Can’t Blame the Fed for Treasury Selloff Keyed by Rout in Europe

The last time Treasuries fell this much in a week, a blowout jobs report had traders speculating the Federal Reserve would raise interest rates in September. This time, traders’ expectations barely budged.

Instead, the worst week for Treasuries in two months was triggered by a broad exit of investors from some of the most popular bets of this year. It started with a dive in European sovereign debt, which dimmed the allure of relatively higher U.S. yields, and continued with drops by the U.S. dollar and global stocks, all of which have gained on the year.

“The bigger thing that’s been driving rates higher is what’s going on in Europe,” said Donald Ellenberger, a senior portfolio manager with Federated Investors. “If you look at the typical U.S. growth indicators, they’ve been soft.”

The 10-year U.S. Treasury note’s yield rose 20 basis points, or 0.20 percentage point, to 2.11 percent for the week, according to Bloomberg Bond Trader data. The benchmark 2 percent note due in February 2025 fell 1 26/32, or $18.13 per $1,000 face amount, to 99.
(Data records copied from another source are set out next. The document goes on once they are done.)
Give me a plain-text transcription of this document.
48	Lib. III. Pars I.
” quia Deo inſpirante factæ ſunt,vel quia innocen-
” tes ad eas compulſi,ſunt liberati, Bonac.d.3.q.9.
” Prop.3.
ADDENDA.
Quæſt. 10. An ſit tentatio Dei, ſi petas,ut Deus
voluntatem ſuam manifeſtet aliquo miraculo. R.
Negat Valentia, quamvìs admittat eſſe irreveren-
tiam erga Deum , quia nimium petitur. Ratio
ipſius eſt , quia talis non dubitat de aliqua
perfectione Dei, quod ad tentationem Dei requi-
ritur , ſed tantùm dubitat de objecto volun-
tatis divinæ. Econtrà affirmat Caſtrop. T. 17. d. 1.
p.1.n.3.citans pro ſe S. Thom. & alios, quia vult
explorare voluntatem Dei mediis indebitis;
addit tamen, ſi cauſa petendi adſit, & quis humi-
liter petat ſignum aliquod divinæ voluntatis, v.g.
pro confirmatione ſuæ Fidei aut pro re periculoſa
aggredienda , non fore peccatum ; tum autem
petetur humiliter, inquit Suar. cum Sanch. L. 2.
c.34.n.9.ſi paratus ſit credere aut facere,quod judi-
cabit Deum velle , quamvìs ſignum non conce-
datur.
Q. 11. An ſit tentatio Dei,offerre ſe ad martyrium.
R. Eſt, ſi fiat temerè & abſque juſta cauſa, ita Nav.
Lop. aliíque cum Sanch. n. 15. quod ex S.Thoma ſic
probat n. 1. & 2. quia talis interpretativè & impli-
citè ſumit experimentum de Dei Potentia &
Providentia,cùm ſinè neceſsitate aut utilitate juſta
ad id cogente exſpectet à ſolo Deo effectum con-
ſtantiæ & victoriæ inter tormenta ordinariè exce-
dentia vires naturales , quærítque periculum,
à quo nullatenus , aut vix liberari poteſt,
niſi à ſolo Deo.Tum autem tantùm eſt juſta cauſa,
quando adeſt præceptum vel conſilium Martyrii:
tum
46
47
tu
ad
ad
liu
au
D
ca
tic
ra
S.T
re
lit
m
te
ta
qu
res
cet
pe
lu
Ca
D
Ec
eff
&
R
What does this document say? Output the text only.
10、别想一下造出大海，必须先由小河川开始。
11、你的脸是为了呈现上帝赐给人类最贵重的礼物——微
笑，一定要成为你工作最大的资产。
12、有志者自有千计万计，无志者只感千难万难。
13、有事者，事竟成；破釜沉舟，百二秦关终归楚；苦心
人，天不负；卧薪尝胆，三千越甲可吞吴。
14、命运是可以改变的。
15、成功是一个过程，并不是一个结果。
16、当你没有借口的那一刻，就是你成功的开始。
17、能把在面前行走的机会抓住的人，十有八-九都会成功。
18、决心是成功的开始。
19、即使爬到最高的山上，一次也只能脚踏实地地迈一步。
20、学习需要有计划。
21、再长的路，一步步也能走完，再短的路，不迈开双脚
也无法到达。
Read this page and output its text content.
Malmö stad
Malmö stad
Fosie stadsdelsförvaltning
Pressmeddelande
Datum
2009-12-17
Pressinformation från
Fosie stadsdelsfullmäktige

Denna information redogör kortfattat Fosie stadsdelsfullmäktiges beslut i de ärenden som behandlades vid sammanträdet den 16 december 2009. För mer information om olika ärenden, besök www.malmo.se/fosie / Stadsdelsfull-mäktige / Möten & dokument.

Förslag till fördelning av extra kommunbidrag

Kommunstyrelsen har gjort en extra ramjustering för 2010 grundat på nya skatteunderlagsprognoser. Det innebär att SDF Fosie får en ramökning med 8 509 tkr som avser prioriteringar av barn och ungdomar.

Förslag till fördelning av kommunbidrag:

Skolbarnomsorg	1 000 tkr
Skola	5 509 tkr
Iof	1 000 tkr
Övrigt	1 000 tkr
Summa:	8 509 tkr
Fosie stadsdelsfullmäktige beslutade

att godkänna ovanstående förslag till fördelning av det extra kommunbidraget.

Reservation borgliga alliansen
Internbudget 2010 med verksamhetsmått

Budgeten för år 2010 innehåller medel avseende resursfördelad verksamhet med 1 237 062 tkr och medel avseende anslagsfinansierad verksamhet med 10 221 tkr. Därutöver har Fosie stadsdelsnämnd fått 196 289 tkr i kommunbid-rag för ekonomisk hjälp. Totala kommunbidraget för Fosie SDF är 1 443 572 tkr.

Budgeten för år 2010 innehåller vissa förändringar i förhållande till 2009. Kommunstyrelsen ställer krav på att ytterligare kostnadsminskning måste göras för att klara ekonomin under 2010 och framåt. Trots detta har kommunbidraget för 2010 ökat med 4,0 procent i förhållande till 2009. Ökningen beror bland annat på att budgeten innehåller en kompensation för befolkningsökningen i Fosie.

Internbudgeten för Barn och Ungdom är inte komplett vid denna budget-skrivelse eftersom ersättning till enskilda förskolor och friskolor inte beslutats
That was the worst performance by Treasuries since the first week of March, when the U.S. reported its lowest unemployment rate in almost seven years. That pushed down the price of contracts betting on September interest rates by 6.5 basis points in one day, the second biggest drop this year.

‘Nearly Impossible’

For this whole week, the price of those contracts fell by less than a third of that amount. That reflects the week’s mixed economic data, which left investors without much additional insight on Fed policy. Officials are waiting to determine whether the U.S. economy can withstand higher borrowing costs before raising rates.

A reading of first-quarter gross domestic product fell well below forecasts, while consumer confidence rose in April and initial jobless claims dropped last week.

“These past couple of weeks have been really difficult -- attaching these reports to any price action has been nearly impossible,” said Michael Lorizio, senior trader with Manulife Asset Management in Boston.

While Fed policy makers held rates steady this week and suggested first-quarter economic weakness may by transitory, Bank of America Merrill Lynch analysts attributed nearly all of the Treasuries drop this week to global factors.

The decline in European government debt happened in part because investors had piled into the debt before the European Central Bank started its widely anticipated bond-buying program. The U.S. dollar fell against the euro for a third week.

Lid Lifted

“People front-running easing in Europe acted as kind of a lid” on long-term Treasury yields, since low yields in Europe made U.S. debt more attractive, said Federated’s Ellenberger. “Once we saw some of those German yields start to move higher, that lifted the lid.”

German 10-year bund yields rose 22 basis points on the week to 0.37 percent, the biggest increase in two years.

Inflation in the U.S. has recently shown signs of recovery, as well, as oil prices stabilize after a sharp decline. Because longer-dated debt is hurt worst by rising prices, the difference between the yield on two-year Treasuries and 30-year Treasuries rose to its highest level since December.

“The market is building in modestly higher inflation expectations,” said Thomas Urano, a bond-portfolio manager with Sage Advisory Services Ltd. in Austin Texas, which manages $11 billion in assets. “Inflation could bottom out here or drift higher.”

Urano recently bought Treasury Inflation Protected Securities, which protect holders from rising prices.